Judie Field, a newly qualified specialist practitioner district nurse, shadowed QNIS chief executive and nurse director Clare Cable for a day while a student at Queen Margaret University. She attended the QNIS conference in Glasgow in March and here she shares her reflections on the event.
What impact did the QNIS conference have on you?
The theme of the conference was “conversations that change lives…and build communities” and I came home feeling inspired, motivated and encouraged. I felt challenged to reflect on scenarios that have impacted my nursing journey – the conversations I have witnessed or been involved in that have influenced who I am and the kind of nurse I want to be. A couple of scenarios sprang to mind straight away and I was keen to reflect on what made these conversations so meaningful. Hopefully they might even provide some encouragement to my future self.
Tell us a little bit more about these scenarios?
When I was a student nurse, I had a placement on a medicine-of-the-elderly ward. The charge nurse was notorious throughout the nursing team for running a tight ship. I was on this placement for ten weeks and from the outset we looked after a patient in her late 80s with a diagnosis of COPD. She had no visitors. She would often shout unpleasant comments and swear at members of staff who were walking past her bed. I, like the other staff, made several attempts to develop a therapeutic relationship with her, but she resisted any opportunity for meaningful conversation. Eight weeks on, she was informed that her COPD was deteriorating rapidly and it was time to consider her end of life wishes. She became very quiet for the rest of the day. At dinner time, the charge nurse and I were walking back to the nurses’ station together when we saw that she had started sobbing in her bed. Without hesitation, the charge nurse climbed on to the hospital bed beside her and held her, speaking soothing words and stroking her hair while Mrs H clung to her saying over and over that she did not want to die. I was so struck by that moment when they were no longer an authoritarian charge nurse and patient, but rather one human being seeing pain in another, completely casting aside any former issues and trying to comfort and demonstrate care for them. The charge nurse was later able to initiate meaningful conversations with her and support her in this time. The kindness and compassion demonstrated by her and the emotional response that this generated throughout the team has stayed with me.
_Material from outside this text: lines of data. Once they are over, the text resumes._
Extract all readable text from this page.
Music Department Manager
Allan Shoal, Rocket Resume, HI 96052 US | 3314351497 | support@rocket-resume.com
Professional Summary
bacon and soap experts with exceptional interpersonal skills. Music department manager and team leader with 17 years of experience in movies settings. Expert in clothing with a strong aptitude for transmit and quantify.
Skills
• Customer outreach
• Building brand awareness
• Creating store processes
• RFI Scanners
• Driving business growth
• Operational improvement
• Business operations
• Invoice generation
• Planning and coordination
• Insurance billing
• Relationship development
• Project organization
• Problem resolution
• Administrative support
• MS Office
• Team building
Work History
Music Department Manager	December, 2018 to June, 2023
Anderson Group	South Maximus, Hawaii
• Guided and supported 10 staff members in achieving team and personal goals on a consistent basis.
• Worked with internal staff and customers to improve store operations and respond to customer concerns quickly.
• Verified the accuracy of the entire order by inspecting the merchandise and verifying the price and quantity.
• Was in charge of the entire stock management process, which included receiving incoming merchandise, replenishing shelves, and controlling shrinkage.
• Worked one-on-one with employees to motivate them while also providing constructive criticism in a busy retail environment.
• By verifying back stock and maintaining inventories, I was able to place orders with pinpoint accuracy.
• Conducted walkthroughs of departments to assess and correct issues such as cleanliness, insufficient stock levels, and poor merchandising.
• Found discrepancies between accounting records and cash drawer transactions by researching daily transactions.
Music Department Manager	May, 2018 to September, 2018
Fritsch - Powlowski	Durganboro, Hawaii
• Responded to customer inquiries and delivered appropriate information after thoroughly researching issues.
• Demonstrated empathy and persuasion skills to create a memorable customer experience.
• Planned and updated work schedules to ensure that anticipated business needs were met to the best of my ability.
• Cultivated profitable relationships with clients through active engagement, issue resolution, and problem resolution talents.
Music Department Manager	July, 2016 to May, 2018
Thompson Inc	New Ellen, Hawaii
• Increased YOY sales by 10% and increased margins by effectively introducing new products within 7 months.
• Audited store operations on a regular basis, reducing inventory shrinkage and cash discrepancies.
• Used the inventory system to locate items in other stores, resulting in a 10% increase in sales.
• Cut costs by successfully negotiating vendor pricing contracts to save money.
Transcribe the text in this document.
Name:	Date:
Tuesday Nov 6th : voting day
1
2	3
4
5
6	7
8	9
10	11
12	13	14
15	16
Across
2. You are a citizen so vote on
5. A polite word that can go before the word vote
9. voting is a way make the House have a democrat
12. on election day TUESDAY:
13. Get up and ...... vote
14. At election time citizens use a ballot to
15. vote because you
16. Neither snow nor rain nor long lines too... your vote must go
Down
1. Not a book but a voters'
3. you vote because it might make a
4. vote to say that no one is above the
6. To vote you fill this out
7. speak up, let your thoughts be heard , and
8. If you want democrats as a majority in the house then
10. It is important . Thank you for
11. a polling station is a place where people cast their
What about after you graduated?
My second scenario further instilled a deep hope in me that practising person-centred care can really make a difference. My first job as a newly qualified staff nurse was on a very busy acute ward with patient ages ranging from in their 20s to their 90s. Due to the nature of the conditions that people had on this ward, they were frequently given a terminal diagnosis. Many of them chose to remain in the ward for palliative and end of life care. During my time working there, there were countless scenarios when my heart would break for the patient and their families as they came to terms with their new, usually unexpected, reality. In this ward, where sadness was a frequent visitor, the team consisted of some of the kindest and most selfless people I have ever known. There was a culture grounded in care, compassion and genuine love for the people that were being looked after and doing the looking after. Being part of this team instilled hope in me that despite working in some of the hardest conditions, nurses have the ability to transform the experience of others.
Attending the QNIS conference has prompted me to reflect on the conversations I am a part of. I have been challenged to dig deeper into my own attitude, beliefs and values, asking questions like “how would it affect someone to meet me? What kind of condition am I in to be having meaningful conversations with others?”
David Reilly spoke of the potential for conversations to have the power to unlock human change and healing. However, he also encouraged us to be mindful that we are not the source of this change or healing, rather we are to “create the conditions” for people to unlock their own potential. To me, this is a freeing and exciting concept – we do not have to bear the responsibility of “fixing” the people around us, but rather can cultivate conversations that create a shift in their perspective, promoting their own self-care.
In the challenging times that we work in, I think it is particularly important that we reflect on the meaningful conversations we have heard or have been part of. What made them meaningful? What can we learn from them? And how can we translate this into our future practice to improve the experiences of others? Attending the QNIS conference prompted me to reflect on the scenarios above, which have reminded me of the enormous potential of our words.
When there is such power in the human encounter, how can I make sure I leave people in a better state that I found them?
Padraid O’ Tuama describes “offering hospitality to our words”. Hospitality implies generosity and a warm, well-meaning attitude. With words having the power that they do, we have the ability and responsibility to make sure they flow generously, full of warmth and hope, to improve the lives of those we encounter.
By offering hospitality to our words and purposefully striving to create cultures conducive to human flourishing, we are not just participating in the creation of healing in others, they create healing in us.